No. I’m not talking about sorting out the music for one’s funeral* …
I think every manager I have had in my 10 years at Microsoft has grumbled that I’m not great with planning – it’s a fair criticism and I try to work on it. When the subject comes up a quote from a book by William Gibson comes into my head. “I try to plan in your sense of the word, but that isn't my basic mode, really. I improvise. It's my greatest talent. I prefer situations to plans, you see.... Really, I've had to deal with givens.” the speaker is actually an artificial intelligence, but I think that is how a lot of IT people work: improvise, deal with the situation at hand, then deal with the next situation. It may be what we prefer – but be it training plans or plans for rolling out new software you’ve got to do it.
We do try to help on the software side, by being both transparent and predictable. The rule for core things (like desktop and server operating systems) is at least 10 years of support. (Embedded operating systems have a different support model which runs for longer). Mainstream support runs for 5 years from release OR until 2 years after the successor product releases whichever is later. Extended support runs for 5 years, or 2 years after the second successor product releases. After that those who can’t move forwards, but have deep pockets have the option on custom support. In order to be supported you have to be running a supported level of service pack, and I’ll cover that in a later post.
So let’s take a worked example.
* Windows 2000 professional’s General availability date was March 2000.
* The “n+1” release is Windows XP, which had a General availability date of December 2001.
* Two years after Windows XP would be December 2003 , less than the 5 year minimum so mainstream support for Windows 2000 runs to March 2005 when extended support begins. (In practice it got a mainstream June – products only go off the support list on particular days and they live on to the next one after the anniversary)

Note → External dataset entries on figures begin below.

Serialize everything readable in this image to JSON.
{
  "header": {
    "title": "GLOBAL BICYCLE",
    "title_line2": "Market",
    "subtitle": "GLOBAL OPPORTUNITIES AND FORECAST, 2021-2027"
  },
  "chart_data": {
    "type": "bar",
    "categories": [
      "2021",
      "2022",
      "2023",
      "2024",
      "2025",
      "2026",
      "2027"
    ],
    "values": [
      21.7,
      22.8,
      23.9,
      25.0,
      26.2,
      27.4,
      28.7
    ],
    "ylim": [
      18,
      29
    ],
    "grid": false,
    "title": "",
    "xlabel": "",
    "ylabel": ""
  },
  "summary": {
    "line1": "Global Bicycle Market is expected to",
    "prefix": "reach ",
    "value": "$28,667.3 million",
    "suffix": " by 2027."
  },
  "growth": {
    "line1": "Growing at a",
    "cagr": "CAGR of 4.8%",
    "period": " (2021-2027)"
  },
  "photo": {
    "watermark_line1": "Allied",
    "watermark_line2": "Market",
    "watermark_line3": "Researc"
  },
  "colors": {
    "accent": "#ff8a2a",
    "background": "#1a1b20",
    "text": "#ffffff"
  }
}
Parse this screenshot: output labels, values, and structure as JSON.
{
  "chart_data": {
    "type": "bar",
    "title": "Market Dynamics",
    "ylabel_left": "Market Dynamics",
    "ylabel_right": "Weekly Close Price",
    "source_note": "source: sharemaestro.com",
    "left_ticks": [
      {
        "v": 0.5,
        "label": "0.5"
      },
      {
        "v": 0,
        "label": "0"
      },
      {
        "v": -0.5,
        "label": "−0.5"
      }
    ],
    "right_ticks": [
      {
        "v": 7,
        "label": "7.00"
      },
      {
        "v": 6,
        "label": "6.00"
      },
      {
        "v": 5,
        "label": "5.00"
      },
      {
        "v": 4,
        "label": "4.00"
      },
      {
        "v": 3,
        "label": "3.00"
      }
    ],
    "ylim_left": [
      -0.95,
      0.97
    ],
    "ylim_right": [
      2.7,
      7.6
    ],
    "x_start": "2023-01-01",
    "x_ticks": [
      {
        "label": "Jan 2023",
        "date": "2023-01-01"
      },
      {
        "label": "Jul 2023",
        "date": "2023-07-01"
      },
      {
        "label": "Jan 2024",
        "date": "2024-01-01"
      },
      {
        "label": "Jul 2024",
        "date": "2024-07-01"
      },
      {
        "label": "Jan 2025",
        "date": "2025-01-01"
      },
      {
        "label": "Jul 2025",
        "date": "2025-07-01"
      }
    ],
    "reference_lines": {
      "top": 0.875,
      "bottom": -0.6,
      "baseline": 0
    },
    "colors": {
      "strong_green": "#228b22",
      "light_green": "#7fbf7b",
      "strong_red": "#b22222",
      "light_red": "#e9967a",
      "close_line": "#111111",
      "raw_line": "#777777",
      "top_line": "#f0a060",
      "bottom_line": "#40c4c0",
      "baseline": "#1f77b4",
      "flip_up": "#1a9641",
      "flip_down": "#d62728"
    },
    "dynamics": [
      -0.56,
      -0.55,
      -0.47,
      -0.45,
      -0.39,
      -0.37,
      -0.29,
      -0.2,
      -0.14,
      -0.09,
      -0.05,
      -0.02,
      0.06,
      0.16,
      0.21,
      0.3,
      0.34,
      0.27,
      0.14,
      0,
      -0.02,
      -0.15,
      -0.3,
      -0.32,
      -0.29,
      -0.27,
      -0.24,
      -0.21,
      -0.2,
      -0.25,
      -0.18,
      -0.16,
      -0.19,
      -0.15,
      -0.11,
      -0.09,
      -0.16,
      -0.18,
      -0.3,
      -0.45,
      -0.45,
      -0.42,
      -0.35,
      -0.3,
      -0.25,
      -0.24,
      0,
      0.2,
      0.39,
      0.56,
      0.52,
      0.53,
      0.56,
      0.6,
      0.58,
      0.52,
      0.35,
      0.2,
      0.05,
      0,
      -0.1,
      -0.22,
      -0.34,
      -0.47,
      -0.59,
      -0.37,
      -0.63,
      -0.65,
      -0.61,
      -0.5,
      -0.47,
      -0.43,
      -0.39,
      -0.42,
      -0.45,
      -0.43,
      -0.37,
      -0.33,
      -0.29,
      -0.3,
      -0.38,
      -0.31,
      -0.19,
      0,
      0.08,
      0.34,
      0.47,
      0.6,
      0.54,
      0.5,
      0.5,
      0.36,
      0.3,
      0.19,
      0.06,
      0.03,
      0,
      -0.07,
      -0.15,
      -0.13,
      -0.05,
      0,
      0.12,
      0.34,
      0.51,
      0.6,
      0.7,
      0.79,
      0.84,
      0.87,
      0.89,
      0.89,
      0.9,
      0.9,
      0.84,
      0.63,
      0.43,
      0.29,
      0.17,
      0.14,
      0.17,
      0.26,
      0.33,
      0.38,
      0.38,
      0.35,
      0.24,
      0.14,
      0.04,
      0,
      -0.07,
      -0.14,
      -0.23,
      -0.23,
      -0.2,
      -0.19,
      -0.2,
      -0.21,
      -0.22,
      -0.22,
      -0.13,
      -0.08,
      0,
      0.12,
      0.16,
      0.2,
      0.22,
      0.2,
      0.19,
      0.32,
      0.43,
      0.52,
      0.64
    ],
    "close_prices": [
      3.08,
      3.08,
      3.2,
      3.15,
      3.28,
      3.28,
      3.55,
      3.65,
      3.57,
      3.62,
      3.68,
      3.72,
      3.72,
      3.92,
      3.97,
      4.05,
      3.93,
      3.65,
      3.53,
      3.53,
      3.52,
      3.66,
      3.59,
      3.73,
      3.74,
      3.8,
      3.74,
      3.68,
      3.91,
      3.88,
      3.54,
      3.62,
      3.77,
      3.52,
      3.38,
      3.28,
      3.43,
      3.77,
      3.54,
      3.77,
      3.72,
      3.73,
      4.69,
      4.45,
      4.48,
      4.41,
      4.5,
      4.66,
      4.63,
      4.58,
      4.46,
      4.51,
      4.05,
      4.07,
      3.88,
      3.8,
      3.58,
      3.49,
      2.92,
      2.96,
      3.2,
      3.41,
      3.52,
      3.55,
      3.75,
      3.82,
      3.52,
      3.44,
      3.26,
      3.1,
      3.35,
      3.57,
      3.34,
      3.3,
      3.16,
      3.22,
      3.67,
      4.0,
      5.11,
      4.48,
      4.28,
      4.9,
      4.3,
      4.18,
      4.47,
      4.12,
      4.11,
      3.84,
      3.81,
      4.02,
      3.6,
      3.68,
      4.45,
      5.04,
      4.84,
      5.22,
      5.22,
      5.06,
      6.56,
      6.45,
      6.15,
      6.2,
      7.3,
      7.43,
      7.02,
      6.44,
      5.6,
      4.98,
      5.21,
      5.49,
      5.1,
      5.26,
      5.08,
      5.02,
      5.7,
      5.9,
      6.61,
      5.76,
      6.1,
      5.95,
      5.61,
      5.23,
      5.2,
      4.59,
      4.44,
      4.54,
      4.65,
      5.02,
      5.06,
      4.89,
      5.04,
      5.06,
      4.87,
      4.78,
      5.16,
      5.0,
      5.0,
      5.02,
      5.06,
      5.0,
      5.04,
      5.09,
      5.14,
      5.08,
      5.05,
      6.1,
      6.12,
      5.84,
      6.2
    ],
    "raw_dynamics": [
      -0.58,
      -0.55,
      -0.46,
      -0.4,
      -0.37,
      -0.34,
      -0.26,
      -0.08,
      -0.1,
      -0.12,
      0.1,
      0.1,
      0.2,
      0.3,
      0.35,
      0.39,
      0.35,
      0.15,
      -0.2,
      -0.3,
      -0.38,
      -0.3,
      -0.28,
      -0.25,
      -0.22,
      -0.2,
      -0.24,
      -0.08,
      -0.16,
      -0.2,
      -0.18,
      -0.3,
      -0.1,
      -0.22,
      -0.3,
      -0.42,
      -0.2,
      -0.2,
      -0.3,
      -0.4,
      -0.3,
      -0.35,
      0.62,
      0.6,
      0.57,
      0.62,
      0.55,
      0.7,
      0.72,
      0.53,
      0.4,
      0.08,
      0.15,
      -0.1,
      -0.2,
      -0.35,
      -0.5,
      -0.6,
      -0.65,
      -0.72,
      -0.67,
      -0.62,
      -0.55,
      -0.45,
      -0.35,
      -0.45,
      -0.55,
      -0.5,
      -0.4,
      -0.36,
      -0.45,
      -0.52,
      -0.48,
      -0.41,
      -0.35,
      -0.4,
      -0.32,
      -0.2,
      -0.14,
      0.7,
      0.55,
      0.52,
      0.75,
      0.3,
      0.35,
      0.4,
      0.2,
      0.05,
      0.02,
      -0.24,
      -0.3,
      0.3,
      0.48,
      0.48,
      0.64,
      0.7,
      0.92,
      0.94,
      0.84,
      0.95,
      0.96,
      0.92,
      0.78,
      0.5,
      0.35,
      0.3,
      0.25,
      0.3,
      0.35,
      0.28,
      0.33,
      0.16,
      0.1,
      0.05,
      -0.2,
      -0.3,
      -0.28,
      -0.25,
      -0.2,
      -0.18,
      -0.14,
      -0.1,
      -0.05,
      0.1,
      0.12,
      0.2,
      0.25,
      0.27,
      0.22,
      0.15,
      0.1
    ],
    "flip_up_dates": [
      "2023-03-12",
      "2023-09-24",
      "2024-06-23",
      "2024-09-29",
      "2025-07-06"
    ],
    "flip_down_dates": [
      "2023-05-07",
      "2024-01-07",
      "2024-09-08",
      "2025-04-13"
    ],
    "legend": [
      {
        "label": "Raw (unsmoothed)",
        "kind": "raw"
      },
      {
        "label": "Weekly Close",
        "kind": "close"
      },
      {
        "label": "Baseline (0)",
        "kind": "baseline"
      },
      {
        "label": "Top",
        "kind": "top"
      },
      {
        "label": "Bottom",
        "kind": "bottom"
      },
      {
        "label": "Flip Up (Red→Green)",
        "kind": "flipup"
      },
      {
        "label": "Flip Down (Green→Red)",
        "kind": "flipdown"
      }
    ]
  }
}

* The “n+2” release is Windows Vista with a General Availability date was Jan 2007.
* Two years Vista would be Jan 2009, again less than the 5 year minimum, so extended support support runs to June 2010. Again there is a few days extension.
So the cut off date for Windows 2000 professional is July 13th 2010. After that there will be custom support only for 2000 and if you are still running it you should understand that means we stop the routine distribution of security updates for it.
As it happens the cut off dates for Windows 2000 Server mainstream support was 2 years after the release of Server 2003 – putting it in May 2005 - so 2000 professional and server sync’d up. The 2 year point after Server 2008 and the 5 years of extended support take it to the same time, June 2010. So the cut off date for Windows 2000 Server is July 13th 2010.
I like to think that no-one reading this blog would still be running Windows 2000, but I know a good many are still running Windows XP. So let’s carve the dates on XPs tombstone:
5 years after XP’s GA date would be December 2006, but Vista had not shipped by then. So Mainstream support for XP ends two years after the GA date of Vista which takes us to Jan 2009 (In practice it was April 2009). Unless you have taken out a contract for extended support, you have only been getting security updates for XP since then.
5 Years after that is April 2014. Windows 7 had a GA date of October 2009, so 2 years on from there would be sooner. Extended support for XP ends on the later of the two dates, so April 2014.
For Vista, five years after GA will be later than 2 years after Windows 7, so Vista goes from mainstream to extended support in or shortly after January 2012. We’ve set the date, April 10th 2012. The end of extended support will depend on when the next version of Window ships, but it won’t be before April 11th 2017. Both dates for Windows 7 depend on future versions of Windows but won’t be sooner than January 13th 2015, and January 14th 2020. Put them in your diary now, with a reminder a long time in advance :-)
You can get all the dates from the Product lifecycle page
* Strange Angels by Laurie Anderson if you must know.